Hulk Hogan est depuis quelques semaines rayé des livres de l’histoire de la WWE. C’était une surprise de taille dans la mesure où Hogan était la compagnie pendant près d’une décennie. Le meilleur ambassadeur, le plus vendeur, le plus populaire, le plus connu dans d’autres sphères, etc.

Si vous avez grandi dans les années 80 ou 90, vous savez assurément qui est Hulk Hogan et quelle couleur de bobettes il portait sur le ring. C’est inévitable, il était plus grand que nature.

Bref, Hogan a été enregistré en train de tenir des propos racistes et offensants avec sa fille. La vidéo a fait le tour des médias et la réputation d’Hogan a pris un solide crochet au visage.

Maintenant sans emploi, l’entrevue qu’Hogan a accordée à la populaire émission Good Morning America est une tentative de rétablir son image auprès des téléspectateurs. L’homme qui n’existe que dans l’œil du public se retrouve dans l’obscurité la plus complète et les larmes sur son visage ont bien exprimé la détresse de sa démarche – ou l’habile stratégie de relation publique.

Hogan n’est pas un enfant de cœur et il est difficile de croire que toute cette démarche étant spontanée. En fait, le délai entre sa chute et sa réaction laisse présager une stratégie réfléchie pour reconquérir les « Hulkamaniacs ». Pas inhabituel dans le milieu, certainement, mais les violons et les allusions au suicide vont trop loin.

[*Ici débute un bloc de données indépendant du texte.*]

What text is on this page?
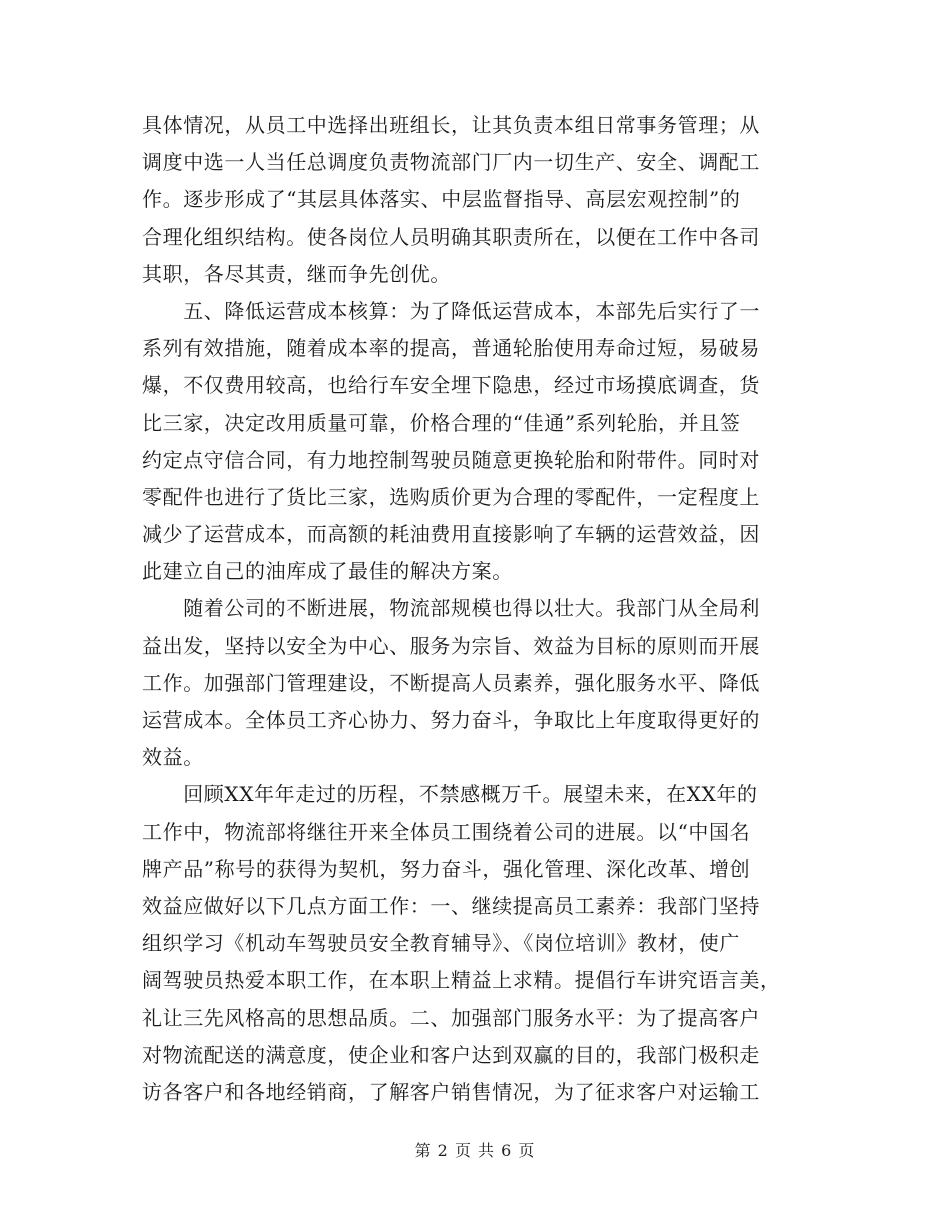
具体情况，从员工中选择出班组长，让其负责本组日常事务管理；从
调度中选一人当任总调度负责物流部门厂内一切生产、安全、调配工
作。逐步形成了“其层具体落实、中层监督指导、高层宏观控制”的
合理化组织结构。使各岗位人员明确其职责所在，以便在工作中各司
其职，各尽其责，继而争先创优。
　　五、降低运营成本核算：为了降低运营成本，本部先后实行了一
系列有效措施，随着成本率的提高，普通轮胎使用寿命过短，易破易
爆，不仅费用较高，也给行车安全埋下隐患，经过市场摸底调查，货
比三家，决定改用质量可靠，价格合理的“佳通”系列轮胎，并且签
约定点守信合同，有力地控制驾驶员随意更换轮胎和附带件。同时对
零配件也进行了货比三家，选购质价更为合理的零配件，一定程度上
减少了运营成本，而高额的耗油费用直接影响了车辆的运营效益，因
此建立自己的油库成了最佳的解决方案。
　　随着公司的不断进展，物流部规模也得以壮大。我部门从全局利
益出发，坚持以安全为中心、服务为宗旨、效益为目标的原则而开展
工作。加强部门管理建设，不断提高人员素养，强化服务水平、降低
运营成本。全体员工齐心协力、努力奋斗，争取比上年度取得更好的
效益。
　　回顾XX年年走过的历程，不禁感概万千。展望未来，在XX年的
工作中，物流部将继往开来全体员工围绕着公司的进展。以“中国名
牌产品”称号的获得为契机，努力奋斗，强化管理、深化改革、增创
效益应做好以下几点方面工作：一、继续提高员工素养：我部门坚持
组织学习《机动车驾驶员安全教育辅导》、《岗位培训》教材，使广
阔驾驶员热爱本职工作，在本职上精益上求精。提倡行车讲究语言美，
礼让三先风格高的思想品质。二、加强部门服务水平：为了提高客户
对物流配送的满意度，使企业和客户达到双赢的目的，我部门极积走
访各客户和各地经销商，了解客户销售情况，为了征求客户对运输工
第 2 页 共 6 页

Hogan est en manque de ressource et il pousse la note trop loin.

Je vous laisse en juger, mais disons que cette histoire n’a pas fini de faire couler de l’encre.

Quelques citations traduites :

« Pardonnez-moi, s’il vous plaît, pardonnez-moi. Je suis un bon gars. Je ne suis pas Hulk Hogan qui déchire son chandail et se bat contre des géants. Je suis juste Terry Bollea, un gars ordinaire. »

« D’où je viens, à South Tampa, on hérite d’éléments de notre environnement. C’était un quartier dur, pauvre. Je ne suis pas raciste, moi et mes amis on se saluaient comme ça.